Tamam kabul ediyorum, bu heyecanın, bu renkliliğin yanında, ayrı görüşler, ayrı bakış açıları hatta ayrı değer yargısı zaman zaman tartışmayı da getirir ama saygı tüm bunların üstesinden gelir. Çünkü ayrı şahsiyet, ayrı fikir ve karakterler birlikteliğe öyle güzel zemin hazırlarlar, ilişkiye öyle özel efektler yansıtırlar ki, ufak tefek anlaşmazlıkların bu kuvvetli ilişkide lafı bile olmaz. Temel sağlamdır asla yıkılmaz.
Birbirini gerçekten seven ve saygı duyan insanların tartışmaları da birbirlerini incitmeyecek ölçüde olur zaten merak etmeyin. Şartlar gereği çok derin ve hassas konularda sarsılmalar olsa bile ilişkideki o asalet, saygının zırhına bürünerek her iki tarafı da korur.
Yeri gelip sessiz kalma hakkınızı kullanarak o sessizliğiniz ve naifliğinizle çok şey anlatabilirsiniz eşinize.
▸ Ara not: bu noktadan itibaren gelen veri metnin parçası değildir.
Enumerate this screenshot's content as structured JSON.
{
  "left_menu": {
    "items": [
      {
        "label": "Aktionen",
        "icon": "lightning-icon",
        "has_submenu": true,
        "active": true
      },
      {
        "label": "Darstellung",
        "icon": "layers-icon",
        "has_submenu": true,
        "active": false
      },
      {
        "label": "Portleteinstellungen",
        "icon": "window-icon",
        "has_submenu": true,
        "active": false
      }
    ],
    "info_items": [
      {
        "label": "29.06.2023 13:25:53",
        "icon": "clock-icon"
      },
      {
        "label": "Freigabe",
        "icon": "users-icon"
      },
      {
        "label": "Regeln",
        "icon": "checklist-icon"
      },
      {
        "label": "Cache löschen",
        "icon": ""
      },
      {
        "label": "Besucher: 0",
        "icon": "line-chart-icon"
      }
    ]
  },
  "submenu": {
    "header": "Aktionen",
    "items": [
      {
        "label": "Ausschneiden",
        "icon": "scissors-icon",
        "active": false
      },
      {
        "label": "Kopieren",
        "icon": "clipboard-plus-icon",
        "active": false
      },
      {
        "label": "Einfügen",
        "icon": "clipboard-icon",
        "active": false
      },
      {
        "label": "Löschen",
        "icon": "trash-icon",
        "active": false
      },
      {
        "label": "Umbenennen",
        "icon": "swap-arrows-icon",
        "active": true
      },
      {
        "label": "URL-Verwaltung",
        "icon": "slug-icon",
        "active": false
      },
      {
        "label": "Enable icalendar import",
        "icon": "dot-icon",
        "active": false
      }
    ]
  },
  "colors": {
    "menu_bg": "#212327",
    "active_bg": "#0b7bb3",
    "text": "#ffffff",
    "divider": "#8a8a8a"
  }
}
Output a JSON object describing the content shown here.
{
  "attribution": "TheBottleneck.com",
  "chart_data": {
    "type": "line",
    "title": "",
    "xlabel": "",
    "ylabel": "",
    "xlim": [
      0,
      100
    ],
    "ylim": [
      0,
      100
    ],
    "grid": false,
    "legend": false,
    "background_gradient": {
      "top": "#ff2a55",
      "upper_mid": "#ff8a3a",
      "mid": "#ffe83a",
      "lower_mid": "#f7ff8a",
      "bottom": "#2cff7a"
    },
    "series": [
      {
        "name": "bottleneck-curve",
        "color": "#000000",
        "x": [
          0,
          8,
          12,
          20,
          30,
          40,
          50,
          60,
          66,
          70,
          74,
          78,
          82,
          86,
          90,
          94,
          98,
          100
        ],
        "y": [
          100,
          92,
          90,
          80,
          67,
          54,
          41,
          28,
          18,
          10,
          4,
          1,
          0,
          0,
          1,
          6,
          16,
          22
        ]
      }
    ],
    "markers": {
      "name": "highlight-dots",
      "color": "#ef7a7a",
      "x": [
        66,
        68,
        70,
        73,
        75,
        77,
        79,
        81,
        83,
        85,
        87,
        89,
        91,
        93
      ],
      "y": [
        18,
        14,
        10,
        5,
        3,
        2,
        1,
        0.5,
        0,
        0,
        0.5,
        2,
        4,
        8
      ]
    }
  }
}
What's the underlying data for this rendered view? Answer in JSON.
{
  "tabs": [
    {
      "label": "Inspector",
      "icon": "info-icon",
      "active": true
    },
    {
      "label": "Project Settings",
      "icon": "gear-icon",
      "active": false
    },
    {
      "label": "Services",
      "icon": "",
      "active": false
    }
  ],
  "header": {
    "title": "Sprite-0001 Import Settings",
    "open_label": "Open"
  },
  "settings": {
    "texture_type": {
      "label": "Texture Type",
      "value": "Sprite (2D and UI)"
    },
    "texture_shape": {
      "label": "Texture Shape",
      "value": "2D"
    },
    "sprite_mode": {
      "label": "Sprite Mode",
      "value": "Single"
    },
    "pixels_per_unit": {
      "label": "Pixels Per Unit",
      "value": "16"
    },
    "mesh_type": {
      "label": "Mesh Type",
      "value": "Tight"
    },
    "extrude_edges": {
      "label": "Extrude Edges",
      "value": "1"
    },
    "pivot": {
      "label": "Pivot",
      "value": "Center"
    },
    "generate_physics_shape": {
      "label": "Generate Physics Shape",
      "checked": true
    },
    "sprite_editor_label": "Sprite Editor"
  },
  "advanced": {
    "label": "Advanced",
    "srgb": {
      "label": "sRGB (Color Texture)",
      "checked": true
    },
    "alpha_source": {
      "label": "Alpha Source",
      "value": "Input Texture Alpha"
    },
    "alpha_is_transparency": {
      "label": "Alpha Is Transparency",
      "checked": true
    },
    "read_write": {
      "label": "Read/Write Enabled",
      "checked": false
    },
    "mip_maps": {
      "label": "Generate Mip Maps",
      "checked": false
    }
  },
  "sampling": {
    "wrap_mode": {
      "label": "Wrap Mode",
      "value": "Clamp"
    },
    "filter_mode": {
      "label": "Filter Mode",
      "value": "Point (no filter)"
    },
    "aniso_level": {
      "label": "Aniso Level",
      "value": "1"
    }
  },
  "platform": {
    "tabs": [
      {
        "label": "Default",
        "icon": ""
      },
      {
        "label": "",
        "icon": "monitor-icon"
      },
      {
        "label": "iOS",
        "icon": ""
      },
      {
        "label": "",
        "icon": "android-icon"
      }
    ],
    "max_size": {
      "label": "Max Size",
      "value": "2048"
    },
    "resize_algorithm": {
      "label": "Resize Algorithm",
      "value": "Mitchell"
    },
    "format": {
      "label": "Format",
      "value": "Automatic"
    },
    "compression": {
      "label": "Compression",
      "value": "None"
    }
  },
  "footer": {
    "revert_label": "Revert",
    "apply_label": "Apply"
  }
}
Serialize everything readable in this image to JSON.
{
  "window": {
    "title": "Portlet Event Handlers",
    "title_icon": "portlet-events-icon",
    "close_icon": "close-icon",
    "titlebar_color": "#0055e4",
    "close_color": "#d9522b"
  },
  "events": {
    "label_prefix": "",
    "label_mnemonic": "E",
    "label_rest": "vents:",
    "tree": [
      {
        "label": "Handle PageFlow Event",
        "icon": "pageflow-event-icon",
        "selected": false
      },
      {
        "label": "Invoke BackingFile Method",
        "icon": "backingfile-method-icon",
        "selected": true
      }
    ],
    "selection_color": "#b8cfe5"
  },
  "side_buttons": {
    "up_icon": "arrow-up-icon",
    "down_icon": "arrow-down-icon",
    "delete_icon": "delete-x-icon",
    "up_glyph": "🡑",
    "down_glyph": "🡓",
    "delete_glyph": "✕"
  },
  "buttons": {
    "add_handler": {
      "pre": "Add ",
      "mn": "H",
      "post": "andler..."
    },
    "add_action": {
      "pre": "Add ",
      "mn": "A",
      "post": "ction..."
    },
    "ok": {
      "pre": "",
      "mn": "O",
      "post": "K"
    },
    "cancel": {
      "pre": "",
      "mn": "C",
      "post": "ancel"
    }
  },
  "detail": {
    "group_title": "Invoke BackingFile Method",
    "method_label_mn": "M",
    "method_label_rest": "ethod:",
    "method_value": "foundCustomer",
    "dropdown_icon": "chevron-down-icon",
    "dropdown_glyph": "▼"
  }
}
Ve merak etmeyin siz asaletinizi koruduğunuz müddetçe anlaşılmanız çok daha kolay olacaktır. Eşiniz sizin o şık mazeretlerinizi gülümseyerek karşılayacaktır.
En kötü şartla sizi yine de anlamadıysa, o naifliğinizi hiçe sayıp size farklı anlamlar yüklemeye çalıştıysa da canı sağ olsun. Gün gelip yollarınızı ayırdığınızda; başka insanlar tanışıp karşılaştırmalar yaptığında ya da yalnız bir başına kalıp olayları daha net yorumladığında sizi o zarafetinizle hatırlayacak ve belki de haksızlık yaptığını düşünecektir, merak etmeyin.
Sözlerimi yine Ahmet Altan’ın bir başka güzel kitabından iki anlamlı cümleyle bitirmek istiyorum. “Ve Kırar Göğsüne Bastırırken” isimli denemesinden bu kez.
“Ve kırıyoruz göğsümüze bastırırken sevdiğimiz her şeyi. Ve kırdığımız sevgilerden duvarlar örüyoruz hayatla aramıza.”
Ne kadar doğru değil mi? Her şeyden çok severken, göğsümüze sımsıkı bastırırken kırmak, incitmek, yersiz yere kıskanmak, değiştirmeye çalışmak, duygularını hiçe saymak ve mutlu giden ilişkileri yok yere mutsuzluğa çevirmek….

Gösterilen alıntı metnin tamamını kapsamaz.